À noter que malgré l’accord du 12 avril, les prix du pétrole ont continué de chuter à des niveaux historiquement bas, avant de remonter ces derniers jours. Les contrats à terme sur le pétrole américain sont tombés en dessous de zéro la semaine dernière, les vendeurs ayant payé les acheteurs pour éviter de prendre livraison du pétrole qu’ils n’avaient pas d’endroit où stocker. Les contrats à terme sur le Brent, la référence mondiale du pétrole, sont tombés à 15 dollars le baril – un niveau inégalé depuis le krach des prix du pétrole en 1999 – contre 70 dollars au début de l’année.

Trump a menacé l’Arabie saoudite

Sur un autre registre, l’agence Reuters vient de faire de retentissantes révélations sur le rôle du président américain dans le changement d’attitude de l’Arabie saoudite qui, après avoir engagé un bras de fer avec la Russie et provoqué l’inondation du marché, a fini par accepter un accord sur la baisse de production.

« Lors d’un appel téléphonique le 2 avril, Trump a déclaré au prince héritier saoudien Mohammed bin Salman qu’à moins que l’Organisation des pays exportateurs de pétrole (Opep) ne commence à réduire la production de pétrole, il serait impuissant à empêcher les législateurs d’adopter une loi pour retirer les troupes américaines du royaume », rapporte l’agence britannique, citant quatre sources proches du dossier.

La menace de renverser une alliance stratégique de 75 ans était au cœur de la campagne de pression américaine qui a conduit à un accord mondial historique pour réduire l’offre de pétrole alors que la demande s’effondrait à cause de la pandémie de coronavirus, ajoute Reuters qui précise que Trump a transmis le message au prince héritier 10 jours avant l’annonce de coupes dans la production.

Le chef de facto du royaume a été tellement surpris par la menace qu’il a ordonné à ses collaborateurs de quitter la salle afin qu’il puisse poursuivre la discussion en privé, selon la même source.

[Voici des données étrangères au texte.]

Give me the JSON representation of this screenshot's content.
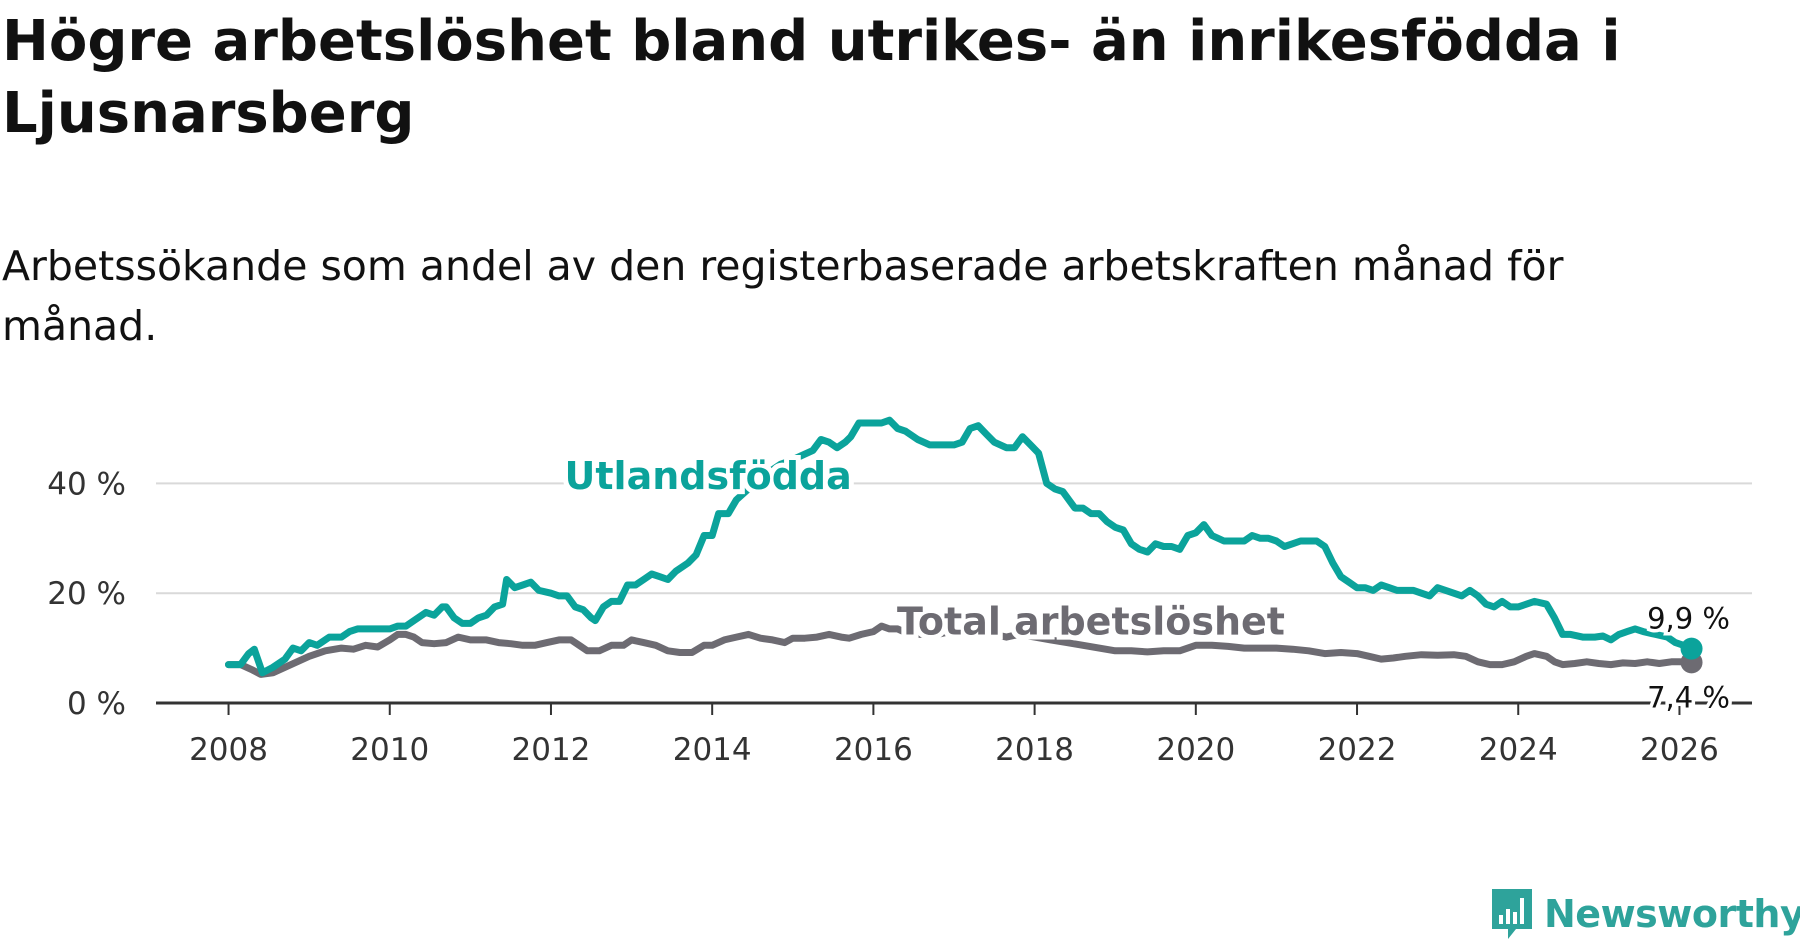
{
  "title": "Högre arbetslöshet bland utrikes- än inrikesfödda i Ljusnarsberg",
  "subtitle": "Arbetssökande som andel av den registerbaserade arbetskraften månad för månad.",
  "brand": "Newsworthy",
  "chart_data": {
    "type": "line",
    "title": "Högre arbetslöshet bland utrikes- än inrikesfödda i Ljusnarsberg",
    "subtitle": "Arbetssökande som andel av den registerbaserade arbetskraften månad för månad.",
    "xlabel": "",
    "ylabel": "",
    "xlim": [
      2007.1,
      2026.9
    ],
    "ylim": [
      0,
      53
    ],
    "x_ticks": [
      2008,
      2010,
      2012,
      2014,
      2016,
      2018,
      2020,
      2022,
      2024,
      2026
    ],
    "x_tick_labels": [
      "2008",
      "2010",
      "2012",
      "2014",
      "2016",
      "2018",
      "2020",
      "2022",
      "2024",
      "2026"
    ],
    "y_ticks": [
      0,
      20,
      40
    ],
    "y_tick_labels": [
      "0 %",
      "20 %",
      "40 %"
    ],
    "grid": true,
    "series": [
      {
        "name": "Utlandsfödda",
        "color": "#0ba39b",
        "end_label": "9,9 %",
        "points": [
          [
            2008.0,
            7
          ],
          [
            2008.15,
            7
          ],
          [
            2008.25,
            9
          ],
          [
            2008.32,
            9.8
          ],
          [
            2008.42,
            5.5
          ],
          [
            2008.55,
            6.5
          ],
          [
            2008.7,
            8
          ],
          [
            2008.8,
            10
          ],
          [
            2008.9,
            9.5
          ],
          [
            2009.0,
            11
          ],
          [
            2009.1,
            10.5
          ],
          [
            2009.25,
            12
          ],
          [
            2009.4,
            12
          ],
          [
            2009.5,
            13
          ],
          [
            2009.6,
            13.5
          ],
          [
            2009.75,
            13.5
          ],
          [
            2009.9,
            13.5
          ],
          [
            2010.0,
            13.5
          ],
          [
            2010.1,
            14
          ],
          [
            2010.2,
            14
          ],
          [
            2010.3,
            15
          ],
          [
            2010.45,
            16.5
          ],
          [
            2010.55,
            16
          ],
          [
            2010.65,
            17.5
          ],
          [
            2010.7,
            17.5
          ],
          [
            2010.8,
            15.5
          ],
          [
            2010.9,
            14.5
          ],
          [
            2011.0,
            14.5
          ],
          [
            2011.1,
            15.5
          ],
          [
            2011.2,
            16
          ],
          [
            2011.3,
            17.5
          ],
          [
            2011.4,
            18
          ],
          [
            2011.45,
            22.5
          ],
          [
            2011.55,
            21
          ],
          [
            2011.65,
            21.5
          ],
          [
            2011.75,
            22
          ],
          [
            2011.85,
            20.5
          ],
          [
            2012.0,
            20
          ],
          [
            2012.1,
            19.5
          ],
          [
            2012.2,
            19.5
          ],
          [
            2012.3,
            17.5
          ],
          [
            2012.4,
            17
          ],
          [
            2012.5,
            15.5
          ],
          [
            2012.55,
            15
          ],
          [
            2012.65,
            17.5
          ],
          [
            2012.75,
            18.5
          ],
          [
            2012.85,
            18.5
          ],
          [
            2012.95,
            21.5
          ],
          [
            2013.05,
            21.5
          ],
          [
            2013.15,
            22.5
          ],
          [
            2013.25,
            23.5
          ],
          [
            2013.35,
            23
          ],
          [
            2013.45,
            22.5
          ],
          [
            2013.55,
            24
          ],
          [
            2013.7,
            25.5
          ],
          [
            2013.8,
            27
          ],
          [
            2013.9,
            30.5
          ],
          [
            2014.0,
            30.5
          ],
          [
            2014.08,
            34.5
          ],
          [
            2014.2,
            34.5
          ],
          [
            2014.3,
            37
          ],
          [
            2014.45,
            39
          ],
          [
            2014.6,
            40
          ],
          [
            2014.75,
            42.5
          ],
          [
            2014.85,
            43.5
          ],
          [
            2014.95,
            44
          ],
          [
            2015.1,
            45
          ],
          [
            2015.25,
            46
          ],
          [
            2015.35,
            48
          ],
          [
            2015.45,
            47.5
          ],
          [
            2015.55,
            46.5
          ],
          [
            2015.65,
            47.5
          ],
          [
            2015.72,
            48.5
          ],
          [
            2015.82,
            51
          ],
          [
            2015.95,
            51
          ],
          [
            2016.1,
            51
          ],
          [
            2016.2,
            51.5
          ],
          [
            2016.3,
            50
          ],
          [
            2016.4,
            49.5
          ],
          [
            2016.55,
            48
          ],
          [
            2016.7,
            47
          ],
          [
            2016.85,
            47
          ],
          [
            2017.0,
            47
          ],
          [
            2017.1,
            47.5
          ],
          [
            2017.2,
            50
          ],
          [
            2017.3,
            50.5
          ],
          [
            2017.4,
            49
          ],
          [
            2017.5,
            47.5
          ],
          [
            2017.65,
            46.5
          ],
          [
            2017.75,
            46.5
          ],
          [
            2017.85,
            48.5
          ],
          [
            2017.95,
            47
          ],
          [
            2018.05,
            45.5
          ],
          [
            2018.15,
            40
          ],
          [
            2018.25,
            39
          ],
          [
            2018.35,
            38.5
          ],
          [
            2018.5,
            35.5
          ],
          [
            2018.6,
            35.5
          ],
          [
            2018.7,
            34.5
          ],
          [
            2018.8,
            34.5
          ],
          [
            2018.9,
            33
          ],
          [
            2019.0,
            32
          ],
          [
            2019.1,
            31.5
          ],
          [
            2019.2,
            29
          ],
          [
            2019.3,
            28
          ],
          [
            2019.4,
            27.5
          ],
          [
            2019.5,
            29
          ],
          [
            2019.6,
            28.5
          ],
          [
            2019.7,
            28.5
          ],
          [
            2019.8,
            28
          ],
          [
            2019.9,
            30.5
          ],
          [
            2020.0,
            31
          ],
          [
            2020.1,
            32.5
          ],
          [
            2020.2,
            30.5
          ],
          [
            2020.35,
            29.5
          ],
          [
            2020.5,
            29.5
          ],
          [
            2020.6,
            29.5
          ],
          [
            2020.7,
            30.5
          ],
          [
            2020.8,
            30
          ],
          [
            2020.9,
            30
          ],
          [
            2021.0,
            29.5
          ],
          [
            2021.1,
            28.5
          ],
          [
            2021.2,
            29
          ],
          [
            2021.3,
            29.5
          ],
          [
            2021.4,
            29.5
          ],
          [
            2021.5,
            29.5
          ],
          [
            2021.6,
            28.5
          ],
          [
            2021.7,
            25.5
          ],
          [
            2021.8,
            23
          ],
          [
            2021.9,
            22
          ],
          [
            2022.0,
            21
          ],
          [
            2022.1,
            21
          ],
          [
            2022.2,
            20.5
          ],
          [
            2022.3,
            21.5
          ],
          [
            2022.4,
            21
          ],
          [
            2022.5,
            20.5
          ],
          [
            2022.6,
            20.5
          ],
          [
            2022.7,
            20.5
          ],
          [
            2022.8,
            20
          ],
          [
            2022.9,
            19.5
          ],
          [
            2023.0,
            21
          ],
          [
            2023.1,
            20.5
          ],
          [
            2023.2,
            20
          ],
          [
            2023.3,
            19.5
          ],
          [
            2023.4,
            20.5
          ],
          [
            2023.5,
            19.5
          ],
          [
            2023.6,
            18
          ],
          [
            2023.7,
            17.5
          ],
          [
            2023.8,
            18.5
          ],
          [
            2023.9,
            17.5
          ],
          [
            2024.0,
            17.5
          ],
          [
            2024.1,
            18
          ],
          [
            2024.2,
            18.5
          ],
          [
            2024.35,
            18
          ],
          [
            2024.45,
            15.5
          ],
          [
            2024.55,
            12.5
          ],
          [
            2024.65,
            12.5
          ],
          [
            2024.8,
            12
          ],
          [
            2024.95,
            12
          ],
          [
            2025.05,
            12.2
          ],
          [
            2025.15,
            11.5
          ],
          [
            2025.25,
            12.5
          ],
          [
            2025.35,
            13
          ],
          [
            2025.45,
            13.5
          ],
          [
            2025.55,
            13
          ],
          [
            2025.7,
            12.5
          ],
          [
            2025.85,
            12
          ],
          [
            2025.95,
            11
          ],
          [
            2026.05,
            10.5
          ],
          [
            2026.1,
            10.5
          ],
          [
            2026.15,
            9.9
          ]
        ]
      },
      {
        "name": "Total arbetslöshet",
        "color": "#6d6b72",
        "end_label": "7,4 %",
        "points": [
          [
            2008.0,
            7
          ],
          [
            2008.15,
            7
          ],
          [
            2008.3,
            6
          ],
          [
            2008.4,
            5.2
          ],
          [
            2008.55,
            5.5
          ],
          [
            2008.7,
            6.5
          ],
          [
            2008.85,
            7.5
          ],
          [
            2009.0,
            8.5
          ],
          [
            2009.2,
            9.5
          ],
          [
            2009.4,
            10
          ],
          [
            2009.55,
            9.8
          ],
          [
            2009.7,
            10.5
          ],
          [
            2009.85,
            10.2
          ],
          [
            2010.0,
            11.5
          ],
          [
            2010.1,
            12.5
          ],
          [
            2010.2,
            12.5
          ],
          [
            2010.3,
            12
          ],
          [
            2010.4,
            11
          ],
          [
            2010.55,
            10.8
          ],
          [
            2010.7,
            11
          ],
          [
            2010.85,
            12
          ],
          [
            2011.0,
            11.5
          ],
          [
            2011.2,
            11.5
          ],
          [
            2011.35,
            11
          ],
          [
            2011.5,
            10.8
          ],
          [
            2011.65,
            10.5
          ],
          [
            2011.8,
            10.5
          ],
          [
            2011.95,
            11
          ],
          [
            2012.1,
            11.5
          ],
          [
            2012.25,
            11.5
          ],
          [
            2012.35,
            10.5
          ],
          [
            2012.45,
            9.5
          ],
          [
            2012.6,
            9.5
          ],
          [
            2012.75,
            10.5
          ],
          [
            2012.9,
            10.5
          ],
          [
            2013.0,
            11.5
          ],
          [
            2013.15,
            11
          ],
          [
            2013.3,
            10.5
          ],
          [
            2013.45,
            9.5
          ],
          [
            2013.6,
            9.2
          ],
          [
            2013.75,
            9.2
          ],
          [
            2013.9,
            10.5
          ],
          [
            2014.0,
            10.5
          ],
          [
            2014.15,
            11.5
          ],
          [
            2014.3,
            12
          ],
          [
            2014.45,
            12.5
          ],
          [
            2014.6,
            11.8
          ],
          [
            2014.75,
            11.5
          ],
          [
            2014.9,
            11
          ],
          [
            2015.0,
            11.8
          ],
          [
            2015.15,
            11.8
          ],
          [
            2015.3,
            12
          ],
          [
            2015.45,
            12.5
          ],
          [
            2015.6,
            12
          ],
          [
            2015.7,
            11.8
          ],
          [
            2015.85,
            12.5
          ],
          [
            2016.0,
            13
          ],
          [
            2016.1,
            14
          ],
          [
            2016.2,
            13.5
          ],
          [
            2016.3,
            13.5
          ],
          [
            2016.45,
            12.5
          ],
          [
            2016.6,
            12.5
          ],
          [
            2016.8,
            12.5
          ],
          [
            2016.95,
            13
          ],
          [
            2017.1,
            13.5
          ],
          [
            2017.2,
            14
          ],
          [
            2017.35,
            13.5
          ],
          [
            2017.5,
            12.5
          ],
          [
            2017.65,
            12
          ],
          [
            2017.8,
            12.5
          ],
          [
            2018.0,
            12
          ],
          [
            2018.2,
            11.5
          ],
          [
            2018.4,
            11
          ],
          [
            2018.6,
            10.5
          ],
          [
            2018.8,
            10
          ],
          [
            2019.0,
            9.5
          ],
          [
            2019.2,
            9.5
          ],
          [
            2019.4,
            9.3
          ],
          [
            2019.6,
            9.5
          ],
          [
            2019.8,
            9.5
          ],
          [
            2020.0,
            10.5
          ],
          [
            2020.2,
            10.5
          ],
          [
            2020.4,
            10.3
          ],
          [
            2020.6,
            10
          ],
          [
            2020.8,
            10
          ],
          [
            2021.0,
            10
          ],
          [
            2021.2,
            9.8
          ],
          [
            2021.4,
            9.5
          ],
          [
            2021.6,
            9
          ],
          [
            2021.8,
            9.2
          ],
          [
            2022.0,
            9
          ],
          [
            2022.15,
            8.5
          ],
          [
            2022.3,
            8
          ],
          [
            2022.45,
            8.2
          ],
          [
            2022.6,
            8.5
          ],
          [
            2022.8,
            8.8
          ],
          [
            2023.0,
            8.7
          ],
          [
            2023.2,
            8.8
          ],
          [
            2023.35,
            8.5
          ],
          [
            2023.5,
            7.5
          ],
          [
            2023.65,
            7
          ],
          [
            2023.8,
            7
          ],
          [
            2023.95,
            7.5
          ],
          [
            2024.1,
            8.5
          ],
          [
            2024.2,
            9
          ],
          [
            2024.35,
            8.5
          ],
          [
            2024.45,
            7.5
          ],
          [
            2024.55,
            7
          ],
          [
            2024.7,
            7.2
          ],
          [
            2024.85,
            7.5
          ],
          [
            2025.0,
            7.2
          ],
          [
            2025.15,
            7
          ],
          [
            2025.3,
            7.3
          ],
          [
            2025.45,
            7.2
          ],
          [
            2025.6,
            7.5
          ],
          [
            2025.75,
            7.2
          ],
          [
            2025.9,
            7.5
          ],
          [
            2026.0,
            7.5
          ],
          [
            2026.15,
            7.4
          ]
        ]
      }
    ],
    "annotations": [
      {
        "text": "Utlandsfödda",
        "series": "Utlandsfödda"
      },
      {
        "text": "Total arbetslöshet",
        "series": "Total arbetslöshet"
      }
    ]
  }
}
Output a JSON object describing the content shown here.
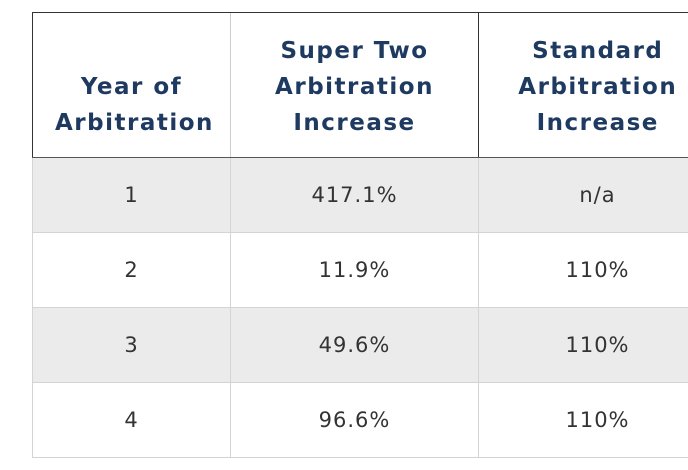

Le prince héritier ne veut pas perdre l’appui de son allié américain alors qu’il est engagé dans un bras de fer avec l’Iran pour le leadership du monde musulman.

Cet effort a illustré le fort désir de Trump de protéger l’industrie pétrolière américaine d’une chute des prix historique alors que les gouvernements fermaient les économies du monde entier pour lutter contre le virus.

La semaine avant l’appel téléphonique de Trump avec le prince héritier Mohammed, les sénateurs républicains américains Kevin Cramer et Dan Sullivan avaient déposé une loi visant à retirer toutes les troupes américaines, les missiles Patriot et les systèmes de défense anti-missiles du royaume à moins que l’Arabie saoudite ne réduise la production de pétrole.

Le royaume avait ouvert les robinets en avril, déclenchant un flot de brut dans l’approvisionnement mondial après que la Russie ait refusé d’approfondir les réductions de production conformément à un précédent pacte d’approvisionnement de l’Opep.